While the CARES Act originally forced employers to choose between the PPP loan or the Employee Retention Credit, the CAA overturned that requirement. Now it’s possible your company could receive a PPP loan and also qualify for the employee retention credit, so long as salaries used for the latter are not included towards the PPP loan forgiveness.
This particular change is repealed retroactively, meaning you may be able to go back and receive the ERTC for wages paid in 2020 that weren’t already taken into account in your PPP loan forgiveness.
Here are several examples of companies who may have received a PPP loan and still qualify for the ERTC:
- If your company recently acquired another business that received a PPP loan, you may still be eligible to claim the employee retention credit for any qualified wages for the original company that weren’t claimed with the PPP loan. (Remember, you cannot claim wages for the ERTC if they were already counted toward the PPP loan forgiveness.)
- If your PPP loan is ultimately not forgiven, you may be eligible to claim the ERTC.
- If your company had payroll costs that exceeded the 60% requirement for PPP loan forgiveness, you may be able to claim wages paid beyond the 60% as eligible wages under the ERTC.
As a general rule, if you’re counting employee wages to justify forgiveness for a PPP loan, you’ll be better off allocating those wages to the PPP loan (paid at 100%) versus employee retention credits (paid at 50% up to $5,000 in 2020, and 70% up to $7,000 per quarter in 2021).
Tip: consider getting your PPP loan forgiven first and then seeing how much of the ERTC remains to be claimed after calculating items other than wages (rent, mortgage, overhead expenses, etc.).

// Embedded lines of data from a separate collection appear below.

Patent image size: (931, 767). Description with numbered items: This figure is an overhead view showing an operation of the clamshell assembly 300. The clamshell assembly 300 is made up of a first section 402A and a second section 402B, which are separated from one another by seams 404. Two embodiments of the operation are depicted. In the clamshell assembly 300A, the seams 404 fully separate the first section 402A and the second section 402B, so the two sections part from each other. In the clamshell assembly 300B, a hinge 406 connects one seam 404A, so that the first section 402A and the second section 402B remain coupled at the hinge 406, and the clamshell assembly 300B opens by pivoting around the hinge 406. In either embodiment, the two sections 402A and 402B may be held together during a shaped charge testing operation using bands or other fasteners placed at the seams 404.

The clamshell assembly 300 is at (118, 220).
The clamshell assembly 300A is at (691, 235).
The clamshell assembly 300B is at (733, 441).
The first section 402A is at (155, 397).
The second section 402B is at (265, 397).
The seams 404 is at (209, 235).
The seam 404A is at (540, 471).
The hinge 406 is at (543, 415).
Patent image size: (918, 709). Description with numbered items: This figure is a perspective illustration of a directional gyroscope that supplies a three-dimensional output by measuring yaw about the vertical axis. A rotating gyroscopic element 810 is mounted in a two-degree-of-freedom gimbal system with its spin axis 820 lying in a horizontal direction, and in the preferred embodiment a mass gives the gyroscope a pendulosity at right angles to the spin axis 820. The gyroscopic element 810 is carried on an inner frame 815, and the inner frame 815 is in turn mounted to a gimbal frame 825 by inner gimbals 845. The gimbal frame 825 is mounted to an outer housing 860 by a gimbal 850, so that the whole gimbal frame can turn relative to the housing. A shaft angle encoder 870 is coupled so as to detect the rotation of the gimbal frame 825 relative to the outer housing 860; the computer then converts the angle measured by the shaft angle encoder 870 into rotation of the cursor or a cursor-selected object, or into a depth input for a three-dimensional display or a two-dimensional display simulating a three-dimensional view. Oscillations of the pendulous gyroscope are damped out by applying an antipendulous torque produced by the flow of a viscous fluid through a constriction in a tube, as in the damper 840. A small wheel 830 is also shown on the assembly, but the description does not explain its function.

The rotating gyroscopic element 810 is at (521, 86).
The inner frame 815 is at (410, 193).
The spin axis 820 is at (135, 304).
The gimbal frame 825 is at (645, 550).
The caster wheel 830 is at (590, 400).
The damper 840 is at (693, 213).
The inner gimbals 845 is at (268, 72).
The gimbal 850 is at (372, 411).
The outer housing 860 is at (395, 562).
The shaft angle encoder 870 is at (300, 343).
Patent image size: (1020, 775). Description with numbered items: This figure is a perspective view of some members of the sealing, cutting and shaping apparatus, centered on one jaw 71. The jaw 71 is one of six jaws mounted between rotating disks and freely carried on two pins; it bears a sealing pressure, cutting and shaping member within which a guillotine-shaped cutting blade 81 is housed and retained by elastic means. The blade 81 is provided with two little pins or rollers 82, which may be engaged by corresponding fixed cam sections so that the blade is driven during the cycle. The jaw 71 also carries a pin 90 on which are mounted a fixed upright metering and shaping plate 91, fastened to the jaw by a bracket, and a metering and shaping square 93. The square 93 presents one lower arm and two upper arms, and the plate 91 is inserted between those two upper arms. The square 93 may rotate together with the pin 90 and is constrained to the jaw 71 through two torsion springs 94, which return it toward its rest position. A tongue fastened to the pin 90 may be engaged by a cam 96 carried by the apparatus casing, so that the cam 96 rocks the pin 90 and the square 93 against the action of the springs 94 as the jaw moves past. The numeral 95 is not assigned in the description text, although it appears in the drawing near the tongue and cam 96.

If you’re a Stratus.hr client, be sure you claim tax credits within the date ranges emailed to you to avoid incurring an amended tax return fee.
Can I claim employee retention credits for employees who also receive paid sick and/or family and medical leave?
No, you cannot double dip. If you claim credits for paid sick and/or family and medical leave, you cannot claim credits for the same wages as employee retention credits – similar to a PPP loan.
What if my company didn’t exist for all of 2019?
Check the IRS guidance to determine alternative methods of eligibility for claiming the ERTC.
For more information, please see the video below or contact your Stratus.hr HR Representative.
Please note: the above video only covers the ERTC through the passing of the CAA. The ARPA has extended the ERTC through December 31, 2021; however, as of the date of this article, the IRS has not yet published guidance for Q3 and Q4 of 2021.